THL Credit, Inc. (NASDAQ: TCRD) is a closed-end management investment company that has elected to be treated as a business development company under the Investment Company Act of 1940. The Company’s investment objective is to generate both current income and capital appreciation, primarily through investments in privately negotiated debt and equity securities of middle market companies. The Company is a direct lender to middle market companies and invests primarily in directly originated first lien senior secured loans, including unitranche investments. In certain instances, the Company also makes second lien secured loans and subordinated or mezzanine, debt investments, which may include an associated equity component such as warrants, preferred stock or other similar securities and direct equity co-investments. The Company targets investments primarily in middle market companies with annual EBITDA generally between $5 million and $25 million. The Company is headquartered in Boston, with additional origination teams in Chicago, Dallas, Los Angeles and New York. The Company’s investment activities are managed by First Eagle Alternative Credit, LLC (the “Advisor”), an investment adviser registered under the Investment Advisers Act of 1940. For more information, please visit www.THLCreditBDC.com.

About First Eagle Alternative Credit, LLC

First Eagle Alternative Credit is an alternative credit investment manager for both direct lending and broadly syndicated investments through public and private vehicles, collateralized loan obligations, separately managed accounts and co-mingled funds. First Eagle Alternative Credit maintains a variety of advisory and sub-advisory relationships across its investment platforms. First Eagle Alternative Credit is a wholly owned subsidiary of First Eagle Investment Management, LLC.

Forward-Looking Statements

The information contained in this press release, including statements regarding the Company’s beliefs, expectations, intentions or strategies for the future, may constitute forward-looking statements.
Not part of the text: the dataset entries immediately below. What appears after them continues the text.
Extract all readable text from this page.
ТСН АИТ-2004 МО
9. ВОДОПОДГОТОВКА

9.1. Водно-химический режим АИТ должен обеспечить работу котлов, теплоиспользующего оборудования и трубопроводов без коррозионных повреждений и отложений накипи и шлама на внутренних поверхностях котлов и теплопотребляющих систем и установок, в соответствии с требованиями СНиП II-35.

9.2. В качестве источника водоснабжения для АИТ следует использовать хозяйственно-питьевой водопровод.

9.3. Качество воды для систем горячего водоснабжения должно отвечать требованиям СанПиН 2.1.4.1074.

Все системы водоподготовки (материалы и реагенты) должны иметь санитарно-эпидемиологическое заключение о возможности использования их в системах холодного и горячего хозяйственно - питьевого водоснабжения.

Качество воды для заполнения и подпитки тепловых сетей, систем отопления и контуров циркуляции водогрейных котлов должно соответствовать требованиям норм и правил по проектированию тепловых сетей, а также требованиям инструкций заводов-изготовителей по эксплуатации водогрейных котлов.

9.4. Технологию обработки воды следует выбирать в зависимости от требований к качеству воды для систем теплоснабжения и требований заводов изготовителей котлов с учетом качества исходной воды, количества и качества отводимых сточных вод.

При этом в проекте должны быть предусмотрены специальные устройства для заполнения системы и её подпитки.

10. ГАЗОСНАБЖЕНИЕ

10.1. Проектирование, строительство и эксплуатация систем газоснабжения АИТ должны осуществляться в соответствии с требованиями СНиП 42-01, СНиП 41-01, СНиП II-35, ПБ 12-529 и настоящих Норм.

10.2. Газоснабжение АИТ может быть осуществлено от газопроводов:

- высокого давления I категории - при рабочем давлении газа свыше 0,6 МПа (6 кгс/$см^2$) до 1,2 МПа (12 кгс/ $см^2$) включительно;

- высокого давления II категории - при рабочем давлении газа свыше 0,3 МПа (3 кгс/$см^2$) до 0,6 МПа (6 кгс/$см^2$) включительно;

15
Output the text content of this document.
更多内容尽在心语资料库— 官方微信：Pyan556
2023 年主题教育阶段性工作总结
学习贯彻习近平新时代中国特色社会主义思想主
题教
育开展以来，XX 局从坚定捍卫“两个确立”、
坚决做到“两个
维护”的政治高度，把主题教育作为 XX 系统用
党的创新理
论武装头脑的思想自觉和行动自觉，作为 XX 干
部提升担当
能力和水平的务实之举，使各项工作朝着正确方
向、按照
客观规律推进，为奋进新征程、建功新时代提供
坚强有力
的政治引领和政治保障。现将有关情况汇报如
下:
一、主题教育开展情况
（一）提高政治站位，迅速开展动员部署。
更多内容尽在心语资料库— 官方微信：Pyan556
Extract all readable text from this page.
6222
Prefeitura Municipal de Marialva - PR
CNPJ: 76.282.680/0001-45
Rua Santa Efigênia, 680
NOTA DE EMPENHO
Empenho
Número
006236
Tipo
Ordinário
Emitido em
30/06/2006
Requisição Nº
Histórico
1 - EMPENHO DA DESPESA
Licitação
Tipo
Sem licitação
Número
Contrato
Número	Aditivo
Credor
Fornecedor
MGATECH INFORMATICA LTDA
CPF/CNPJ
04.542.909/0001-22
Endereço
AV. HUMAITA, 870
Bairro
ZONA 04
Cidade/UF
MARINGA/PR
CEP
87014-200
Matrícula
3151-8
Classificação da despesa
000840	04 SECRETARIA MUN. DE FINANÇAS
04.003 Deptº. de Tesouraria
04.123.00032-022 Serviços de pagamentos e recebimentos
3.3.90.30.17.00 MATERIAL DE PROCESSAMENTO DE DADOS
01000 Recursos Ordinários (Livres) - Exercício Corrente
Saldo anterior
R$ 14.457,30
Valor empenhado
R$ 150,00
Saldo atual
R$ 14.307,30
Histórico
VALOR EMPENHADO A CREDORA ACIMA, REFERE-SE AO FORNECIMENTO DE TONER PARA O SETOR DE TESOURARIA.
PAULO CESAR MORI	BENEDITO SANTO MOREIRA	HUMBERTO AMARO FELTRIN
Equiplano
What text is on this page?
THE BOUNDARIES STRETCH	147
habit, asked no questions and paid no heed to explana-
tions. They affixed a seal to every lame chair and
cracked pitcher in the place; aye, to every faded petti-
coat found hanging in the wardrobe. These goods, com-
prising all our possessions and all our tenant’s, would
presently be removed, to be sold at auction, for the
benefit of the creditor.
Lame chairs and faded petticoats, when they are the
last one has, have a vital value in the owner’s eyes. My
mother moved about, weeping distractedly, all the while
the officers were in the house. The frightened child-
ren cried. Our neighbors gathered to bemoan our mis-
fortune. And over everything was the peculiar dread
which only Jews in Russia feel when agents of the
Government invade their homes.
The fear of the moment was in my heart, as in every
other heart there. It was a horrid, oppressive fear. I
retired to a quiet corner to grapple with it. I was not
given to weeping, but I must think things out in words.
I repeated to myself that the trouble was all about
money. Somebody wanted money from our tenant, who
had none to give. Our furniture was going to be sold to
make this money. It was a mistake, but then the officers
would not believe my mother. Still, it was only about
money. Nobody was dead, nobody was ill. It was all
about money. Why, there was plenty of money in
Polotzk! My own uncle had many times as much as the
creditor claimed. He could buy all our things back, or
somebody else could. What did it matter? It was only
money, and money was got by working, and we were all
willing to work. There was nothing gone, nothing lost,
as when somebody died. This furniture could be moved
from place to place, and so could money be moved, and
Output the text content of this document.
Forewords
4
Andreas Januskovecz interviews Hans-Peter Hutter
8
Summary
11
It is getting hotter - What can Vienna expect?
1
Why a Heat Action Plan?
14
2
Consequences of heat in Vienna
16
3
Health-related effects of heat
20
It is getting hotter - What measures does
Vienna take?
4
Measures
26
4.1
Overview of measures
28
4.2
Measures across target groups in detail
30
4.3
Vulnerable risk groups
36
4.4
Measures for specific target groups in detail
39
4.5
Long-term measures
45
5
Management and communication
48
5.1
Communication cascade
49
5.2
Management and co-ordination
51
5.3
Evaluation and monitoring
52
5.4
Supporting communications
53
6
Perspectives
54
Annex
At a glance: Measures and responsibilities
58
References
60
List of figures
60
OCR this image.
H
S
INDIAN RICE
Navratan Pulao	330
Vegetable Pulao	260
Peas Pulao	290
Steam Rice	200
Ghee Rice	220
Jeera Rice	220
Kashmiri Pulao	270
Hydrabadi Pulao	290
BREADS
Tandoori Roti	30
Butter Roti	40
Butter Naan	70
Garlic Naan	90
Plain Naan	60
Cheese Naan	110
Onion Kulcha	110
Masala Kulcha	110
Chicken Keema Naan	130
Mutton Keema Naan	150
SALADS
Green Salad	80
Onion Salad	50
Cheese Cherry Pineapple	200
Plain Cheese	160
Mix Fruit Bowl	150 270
The Company cautions you that forward-looking statements are not guarantees of future performance and that actual results or developments may differ materially from those projected or implied in these statements. All forward-looking statements involve a number of risks and uncertainties that could cause actual results to differ materially from the plans, intentions and expectations reflected in or suggested by the forward-looking statements. Certain factors could cause actual results and conditions to differ materially from those projected in these forward-looking statements, including: the Company’s expectation and ability to complete its Tender Offer; the price at which shares of common stock may trade on the Nasdaq Global Select Market, which may be higher or lower than the purchase price in the Tender Offer; the Company’s ability to execute its yield investment strategy; the performance of the Company’s investments; and changes in economic or financial market conditions and other factors that are enumerated in the company’s periodic filings with the Securities and Exchange Commission. The Company disclaims and does not undertake any obligation to update or revise any forward-looking statement in this press release.

These forward-looking statements are subject to the inherent uncertainties in predicting future results and conditions.